Au moment de notre enquête, il était peuplé à plus de la moitié par la caste des Vanniyars, qui est l’une des principales castes dites « dominantes » du nord du pays tamoul, et à près d’un tiers par celle des Paraiyars, connue pour être « la caste la plus nombreuse des ex-Intouchables en pays tamoul » (Racine et al., 2005 : 535). (Rappelons d’ailleurs que le mot « paria » de la langue française provient du nom de caste des Paraiyars). Outre leur prépondérance démographique dans le village (Figure 2), la caste d’agriculteurs des Vanniyars domine également les champs économique et politique, en possédant la majeure partie des terres et en présidant le conseil villageois élu (panchayat) au moment de l’enquête. Pour autant, et comme la plupart des castes dominantes, leur rang rituel est assez peu élevé.

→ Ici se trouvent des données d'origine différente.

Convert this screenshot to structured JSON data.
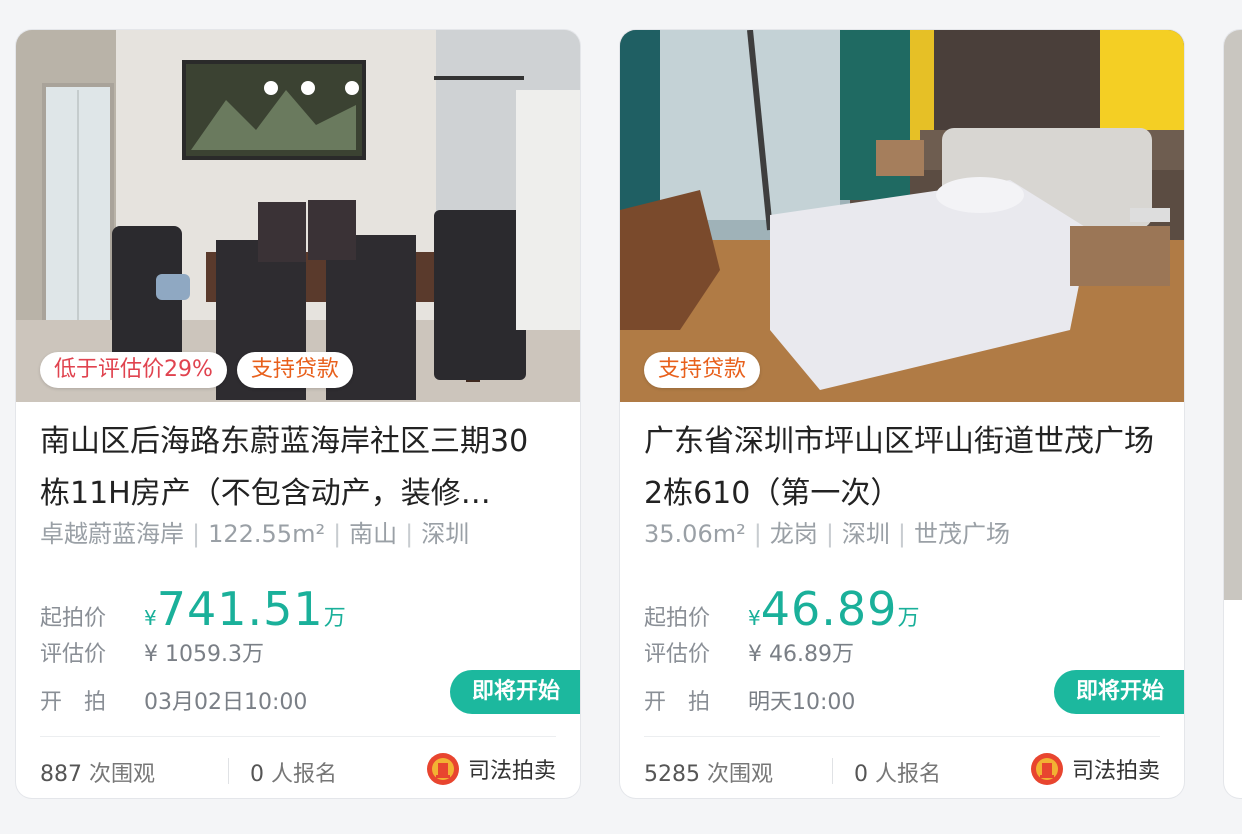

Figure 2 : Castes, temples et processions annuelles au village de Mailam (Tamil Nadu, Inde du Sud)

À Mailam comme ailleurs, le plus haut statut rituel hindou est reconnu aux Brahmanes en raison de leurs métiers traditionnels et héréditaires liés à la prêtrise et l’érudition. Ils sont désormais très peu nombreux dans le village suite à leur émigration vers les grandes villes. Les autres communautés locales sont les Vîrasaiva Lingayat – une secte shivaïte « castifiée » originaire de l’État voisin du Karnataka et qui se définit comme l’égale des Brahmanes –, mais aussi les Chettiars (commerçants), les propriétaires terriens Mudaliyârs et Agamudayars (auxquels s’est associée une famille de Senguthar Mudaliyârs traditionnellement tisserande), les bergers Yâdavars, les potiers Kuyavars, les barbiers Nâvidars, les blanchisseurs Vannârs, et enfin les Irulars, qui sont reconnus par le gouvernement comme une « tribu » et non comme une caste.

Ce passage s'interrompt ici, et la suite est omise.